Monday, July 15, 2019

Edgar Allan Poe's "The Poetic Principle"

I recently read Edgar Allan Poe's essay "The Poetic Principle", and found some striking passages therein that seem quite applicable to the artistic inclinations of Clark Ashton Smith (CAS), at least as I understand them from reading his poems.

The complete essay can be found at the website of The Edgar Allan Poe Society 

of Baltimore:

https://www.eapoe.org/works/essays/poetprnb.htm


The part of this essay I find most interesting occurs about half way through the text:


I would define, in brief, the Poetry of words as The Rhythmical Creation of Beauty. Its sole arbiter is Taste. With the Intellect or with the Conscience, it has only collateral relations. Unless incidentally, it has no concern whatever either with Duty or with Truth.
A few words, however, in explanation. That pleasure which is at once the most pure, the most elevating, and the most intense, is derived, I maintain, from the contemplation of the Beautiful. In the contemplation of Beauty we alone find it possible to attain that pleasurable elevation, or excitement, of the soul, which we recognise as the Poetic Sentiment, and which is so easily distinguished from Truth, which is the satisfaction of the Reason, or from Passion, which is the excitement of the heart. I make Beauty, therefore — using the word as inclusive of the sublime — I make Beauty the province of the poem, simply because it is an obvious rule of Art that effects should be made to spring as directly as possible from their causes: — no one as yet having been weak enough to deny that the peculiar elevation in question is at least most readily attainable in the poem. It by no means follows, however, that the incitements of Passion, or the precepts of Duty, or even the lessons of Truth, may not be introduced into a poem, and with advantage; for they may subserve, incidentally, in various ways, the general purposes of the work: — but the true artist will always contrive to tone them down in proper subjection to that Beauty which is the atmosphere and the real essence of the poem.

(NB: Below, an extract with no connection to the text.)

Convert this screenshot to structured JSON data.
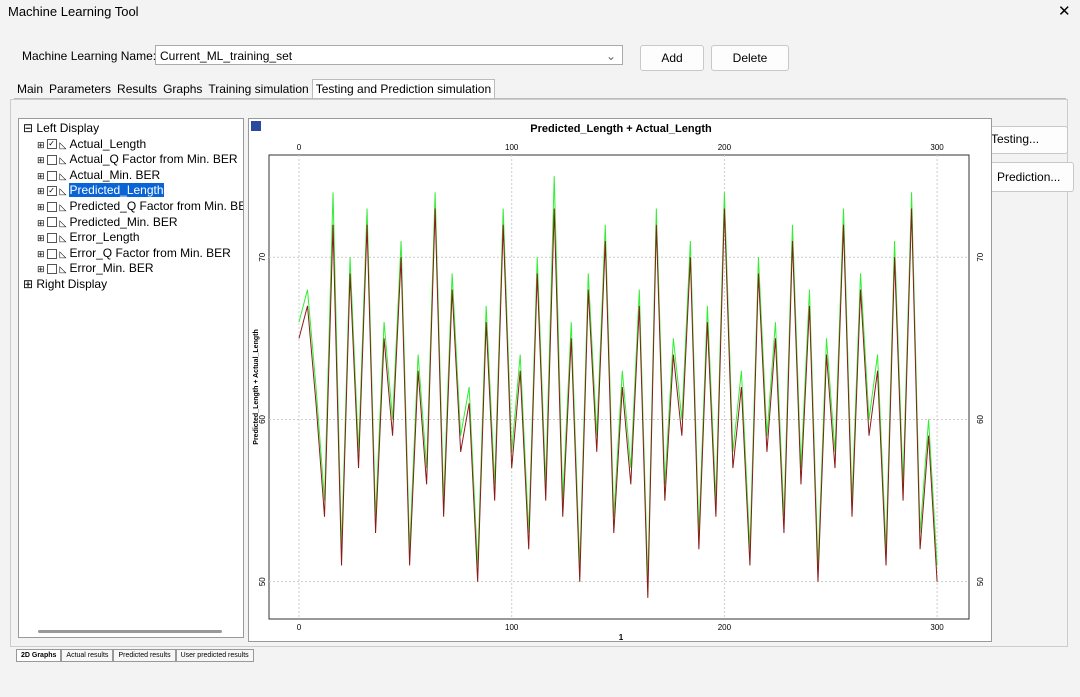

That's a long quotation, but I think it's highly relevant to the poetic work of CAS.  Many a poem from the Bard of Auburn features Beauty as a theme; one example which I recently read is "Beauty Implacable":


https://www.desertdweller.net/2019/07/beauty-implacable.html

It seems natural for a poet to be focused on Beauty as a theme and subject, for as Poe notes in his essay, 


In the contemplation of Beauty we alone find it possible to attain that pleasurable elevation, or excitement, of the soul, which we recognise as the Poetic Sentiment...Beauty which is the atmosphere and the real essence of the poem.

From Poe's manifesto I sense the origins of CAS' own creative agenda.  While I don't know for sure that CAS read this particular essay, I strongly suspect that he did, since he was a great admirer of Poe, and this particular essay is a well-known item from Poe's oeuvre.  

That these two artists had similar inclinations is no surprise, but I appreciate Poe's thoughtful argument both because I agree with it, and because it sheds some light on CAS' own convictions as a creator.